En fin semaine, c’était au tour de Lubumbashi. La contestation de la nouvelle facturation de la Snel a gagné les habitants du chef-lieu de la province. Principalement dans les quartiers industriels, tels que Kampemba et Rwashi. Partout, la population fulmine de colère et jure de ne pas honorer les factures du mois d’octobre, faute de moyens.
Comme si cela ne suffisait pas, pas plus tard que samedi, la Regideso a emboîté le pas à sa consoeur, la Snel, en émettant des factures sensiblement revues à la hausse. Ce qui a fait monter d’un cran encore la tension dans la ville.
Par ailleurs, à Matadi au Bas-Congo, dans l’ouest du pays, le maire de la ville a interdit jusqu’à nouvel ordre la distribution par la Snel des factures du mois d’octobre.
Le maire de Matadi a pris cette décision jeudi dernier à l’issue d’une réunion de concertation qu’il a eue avec les responsables provinciaux de cette entreprise et les représentants de consommateurs de la place. Comme au Katanga, la nouvelle tarification de la Snel a suscité un mécontentement général au sein de la population de la ville portuaire.
La SNEL surseoit à sa nouvelle tarification à la demande du gouvernement
Le ministre de l’Energie, Laurent Muzangisa a, au nom du gouvernement, demandé à la SNEL, à partir d’Inga où il effectuait une mission d’évaluation à la centrale hydro-électrique, à surseoir à sa nouvelle tarification. Cette nouvelle tarification de la SNEL était établie en fonction des différents paramètres conformément à la vérité des prix, mais elle ne permet pas à la population d’y faire face à cause de la dépréciation continue de la monnaie nationale.
M. Laurent Muzangisa a souligné que le gel de la structure des prix de la tarification de la SNEL ne signifie pas un quelconque renoncement. Selon le ministre de l’Energie, la mise en œuvre de cette tarification pour les abonnés basse tension est un impératif pour permettre à la SNEL à faire face à ses énormes charges d’exploitation qui demandent des fonds colossaux pour la réhabilitation et la fiabilisation de son réseau de distribution de Kinshasa, lequel est confronté à un sérieux problème de vétusté de l’outil de production.
La SNEL devra attendre que la commission d’homologation de la nouvelle tarification sous la direction du ministère de l’Economie se penche sur la question.
Selon l’ADG de la SNEL, Daniel Yengo Masampu, son entreprise n’applique que la tarification qui vient du gouvernement et approuvé par le ministère de l’Economie. S’agissant de la ville de Kinshasa qui dépend fondamentalement du courant électrique d’Inga, le ministre de l’Energie a situé à deux niveaux les problèmes auxquels la SNEL est confrontée, le premier étant consécutif à la vétusté et au vieillissement des machines installées à Kinshasa à partir du poste de dispersion de Kimwenza (Liminga, Bandalungwa, Funa, UTEXCO et Maluku, 220-230 kilovolts) et de Zongo (aux postes de Gombe et Badiadingi).
Le deuxième niveau est lié à la facturation et à la fraude due aux raccordements clandestins de l’électricité ; ce qui constitue un grand manque à gagner à la SNEL.

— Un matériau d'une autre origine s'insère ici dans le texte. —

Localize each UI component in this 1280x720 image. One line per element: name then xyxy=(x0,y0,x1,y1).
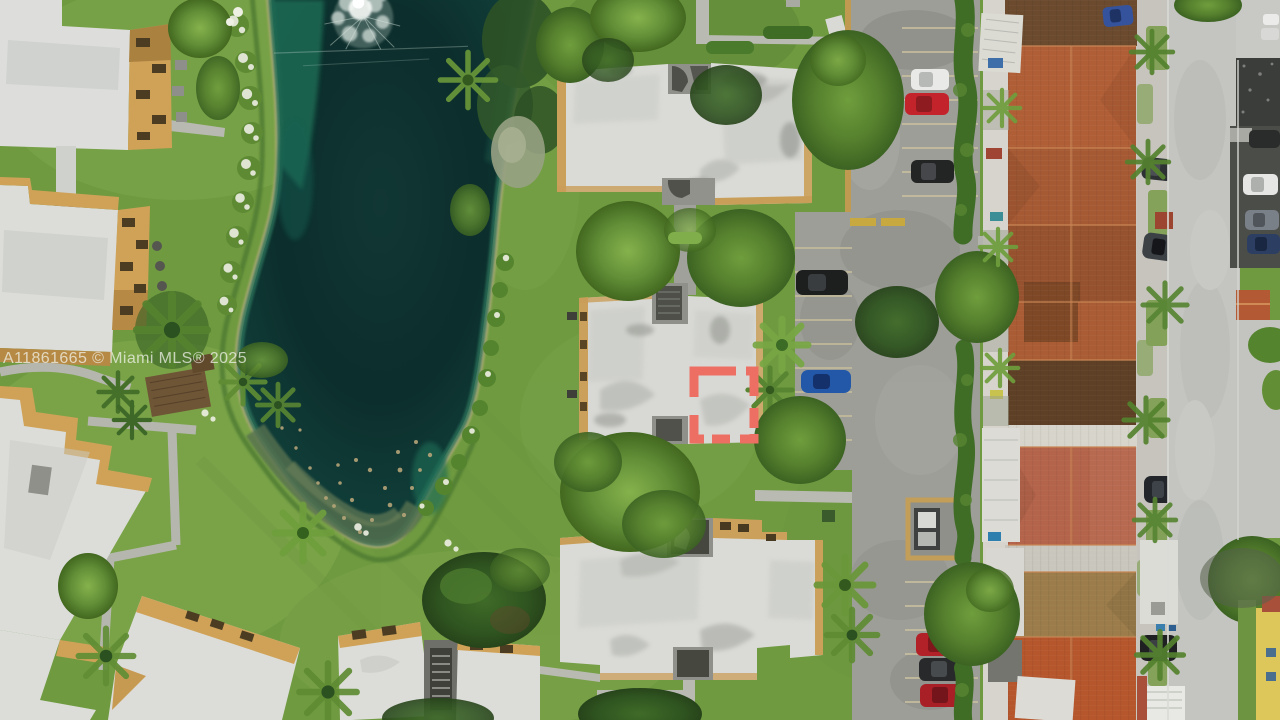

L’ADG de la SNEL a reconnu le grand effort du gouvernement pour la réhabilitation de toutes les infrastructures pour la fiabilisation du réseau de distribution de la ville-province de Kinshasa. Il a, par ailleurs, annoncé que treize (13) projets viennent de bénéficier d’un financement de la Banque mondiale pour améliorer la desserte en énergie électrique à Kinshasa.
Selon lui, outre Inga et Kinshasa, les solutions sont en train d’être trouvées au Katanga et dans les Kivu où tous les barrages sur le territoire congolais sont en voie de réhabilitation et de fiabilisation. Le taux de desserte en électricité en RDC tourne autour de 10 %, a-t-il dit.